Monday, May 7, 2012

Marketing Madness for jewelers

In my first life - i.e. before retirement - I was something of a marketing guru.  My husband was a dentist and I was the out of office, office manager.  Along the way, I became a national expert on computer implimentation for the dental office and that entailed allot of marketing.  I was published numerous times in national Dental publications, I lectured and I consulted on Dental Practice Management and Marketing, and I had a book on marketing letters.  I am not bragging here, but I feel I have to establish my ability to write about what I want to address here.

I spend as much time as possible in the forums on Artfire where I have my shop for the jewelry that I make and I am continually amazed by the people who make pleas to have people "like" them on Facebook and they will do the same back to them.  So they get lots of jewelers and other artisans to see everything that they put on facebook.  Maybe I don't fully understand facebook, but that makes no sense to me - I don't want other jewelers to see my work - I want prospective buyers to see my work and hopefully buy it.  If I could figure out how to do it, I'd be advertising on facebook...but it would be to a small, select group of potential purchasers. I really wish that I had the computer skills now that I had in the 80's - but sadly, I don't.

I had two sayings that I flashed on my screen when I was lecturing - the first was - " if you follow the herd, watch where you step" and the other one was - " Marketing materials are like bullpucky( I think you know what I mean, it ryhmes with hit) they do no good unless you spread them around.  In other words, take the less traveled path, do not do what everyone else is doing...and if you are going to invest in marketing materials make sure that they get out to the people  you want to market to and hopefully they'll be in a place where they will share what you are doing with others.  We had a series of letters and gifts that we sent to people who referred a new patient to us and one of them was a bouquet of flowers, but we never sent it to their always went to their place of work where more and different people were apt to see it, ask about it, and then ask why someone's dentist would send them worked exceptionally well.

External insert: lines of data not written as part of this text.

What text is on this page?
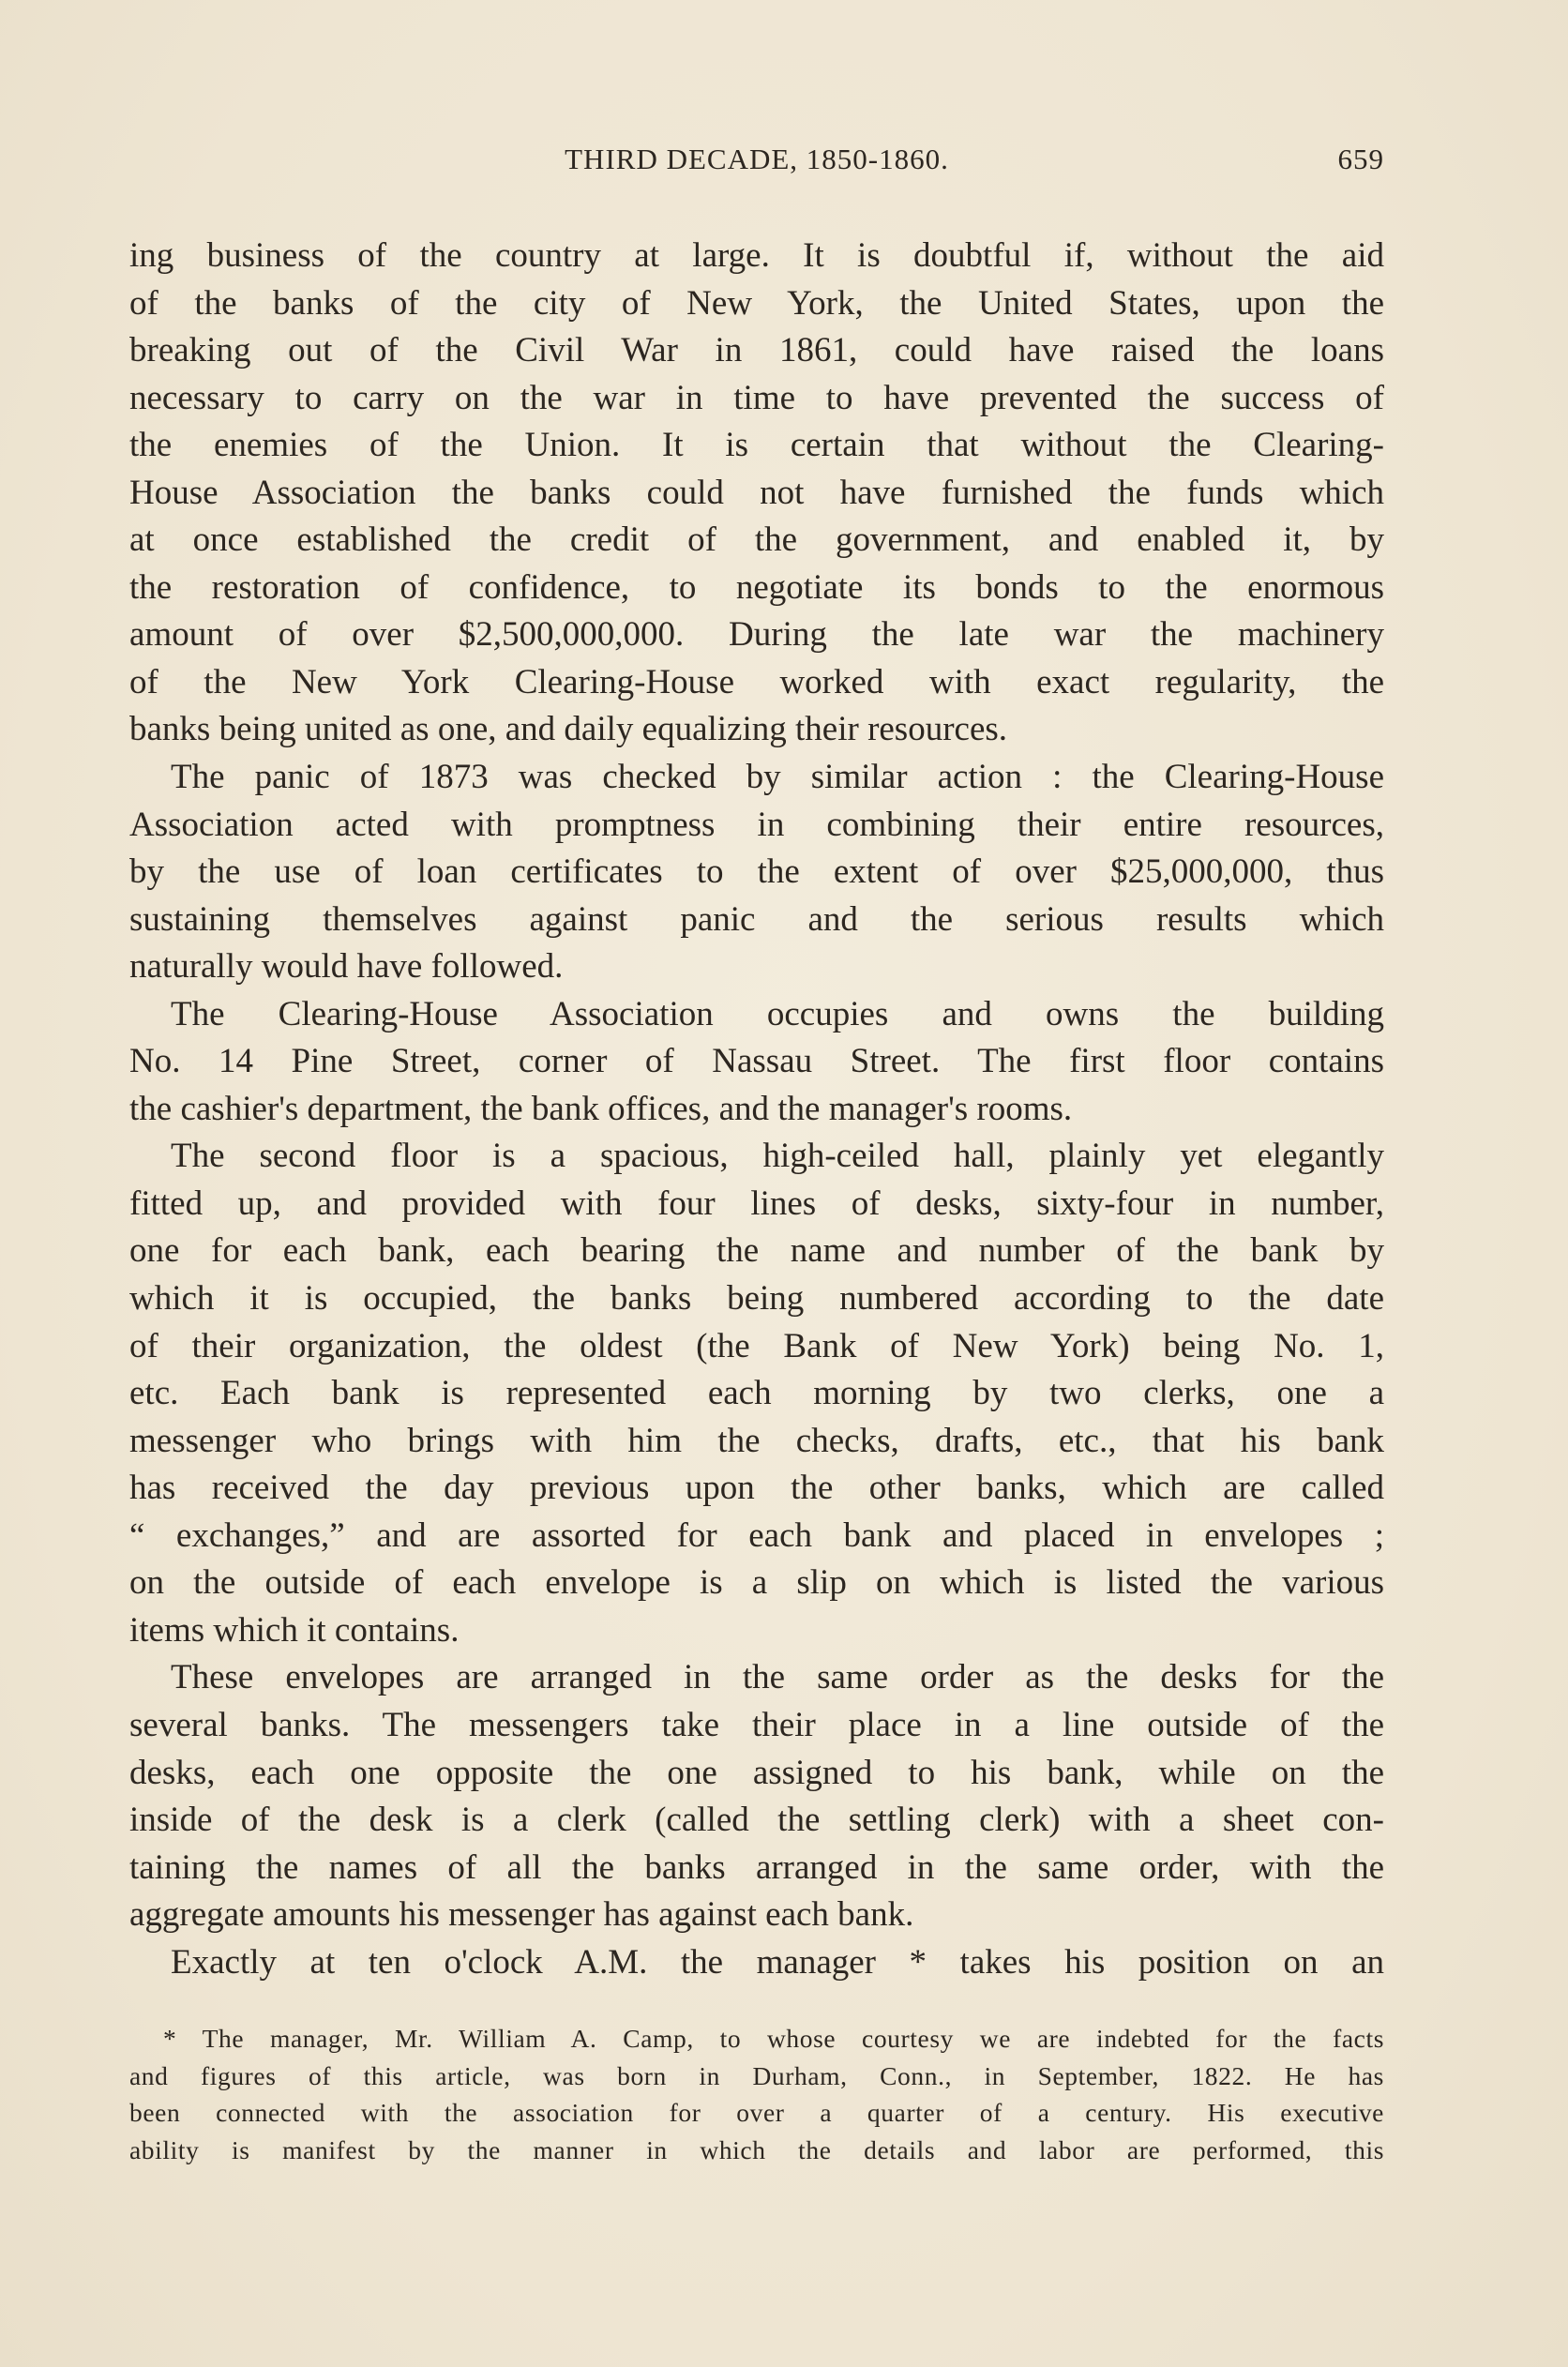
THIRD DECADE, 1850-1860.	659
ing business of the country at large. It is doubtful if, without the aid
of the banks of the city of New York, the United States, upon the
breaking out of the Civil War in 1861, could have raised the loans
necessary to carry on the war in time to have prevented the success of
the enemies of the Union. It is certain that without the Clearing-
House Association the banks could not have furnished the funds which
at once established the credit of the government, and enabled it, by
the restoration of confidence, to negotiate its bonds to the enormous
amount of over $2,500,000,000. During the late war the machinery
of the New York Clearing-House worked with exact regularity, the
banks being united as one, and daily equalizing their resources.
The panic of 1873 was checked by similar action : the Clearing-House
Association acted with promptness in combining their entire resources,
by the use of loan certificates to the extent of over $25,000,000, thus
sustaining themselves against panic and the serious results which
naturally would have followed.
The Clearing-House Association occupies and owns the building
No. 14 Pine Street, corner of Nassau Street. The first floor contains
the cashier's department, the bank offices, and the manager's rooms.
The second floor is a spacious, high-ceiled hall, plainly yet elegantly
fitted up, and provided with four lines of desks, sixty-four in number,
one for each bank, each bearing the name and number of the bank by
which it is occupied, the banks being numbered according to the date
of their organization, the oldest (the Bank of New York) being No. 1,
etc. Each bank is represented each morning by two clerks, one a
messenger who brings with him the checks, drafts, etc., that his bank
has received the day previous upon the other banks, which are called
“ exchanges,” and are assorted for each bank and placed in envelopes ;
on the outside of each envelope is a slip on which is listed the various
items which it contains.
These envelopes are arranged in the same order as the desks for the
several banks. The messengers take their place in a line outside of the
desks, each one opposite the one assigned to his bank, while on the
inside of the desk is a clerk (called the settling clerk) with a sheet con-
taining the names of all the banks arranged in the same order, with the
aggregate amounts his messenger has against each bank.
Exactly at ten o'clock A.M. the manager * takes his position on an
* The manager, Mr. William A. Camp, to whose courtesy we are indebted for the facts
and figures of this article, was born in Durham, Conn., in September, 1822. He has
been connected with the association for over a quarter of a century. His executive
ability is manifest by the manner in which the details and labor are performed, this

We lived in a severly depressed area and yet we managed to run a practice that was more like practices in much more viable areas than ours.  We worked very hard at it and it paid off. Treating people well and following through did wonders for our bottom line.  Every business has similarities  and I think that all artisan crafters share allot of the same needs - basically finding people who are willing to pay for the gorgeous things that we make.

I wish I had a magic wand and could translate my dental business knowledge to my jewelry business...but I don't ):
But I do think that any artisan has to think long and hard about how they spend their marketing budget - both the money budget and the time budget. Don't spin your wheels marketing to your peers and make sure that whatever you do that it is in good taste, unique and affordable.